Me hubiese gustado decirle que dormí bien. No, miento.
Me hubiese gustado decirle que dormí
bien y que fuese verdad. En realidad le dije que dormí profundamente y se fue.
No le dije que había estado toda la noche despierta, mirando al techo.
Es mucho mejor mentir cuando se tiene la ocasión de no
preocupar a nadie. Bueno, con todo y con eso pensando que alguien se preocupara
por mí. Pero, para mi castigo, él sí se preocupa por mí. Está enamorado de mí.
De una piedra que le arrancaría el corazón sin pensárselo dos veces. Porque,
tristemente, yo no le amo. Nunca he amado. Nunca he estado al borde del amor.

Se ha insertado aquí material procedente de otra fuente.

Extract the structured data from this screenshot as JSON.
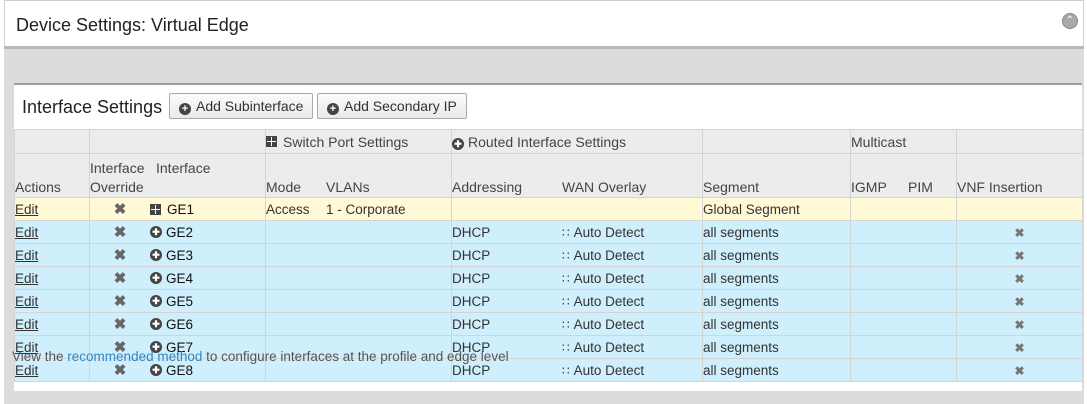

No es porque no haya encontrado la persona “perfecta”… es porque no sirvo para
amar. Prefiero no amar.
Conocí a la persona que me ama hace ya dos largos años. Yo
estaba en la biblioteca, como todos los días, ya que no podía comprar libros
debido a mi escasez monetaria y, bueno, iba todos los días, a la misma hora, a
mi sitio, en la biblioteca. Creo que me encontraba leyendo algo de Laura
Gallego, ya que estaba embobada con sus novelas. Hasta que vi entrar a un chico
con un contrabajo a la sala. Me extrañó mucho; nunca había visto a ningún músico
entrar a la biblioteca. Fue lentamente con su instrumento hasta el final de la
sala, cerca de donde me encontraba, y se
dispuso a tocar. No sabría decir qué tocó. Lo único que sé es que me encantó.
Desde el primer instante que le oí tocar, dejé el libro de lado y centré mi
atención en él; en su melodía, sus dedos, su expresión, sus cambios de matiz…
precioso. Se pasó la tarde entera tocando. Yo no pude despegarme de su música,
era demasiado bonita. Cuando terminó, me levanté hacia él y le pregunté:
-¿Cómo logras expresar tu interior a través de un simple
instrumento?
Rió. Me miró y sonrió.
-Creo que es lo más sencillo que se puede hacer en el mundo.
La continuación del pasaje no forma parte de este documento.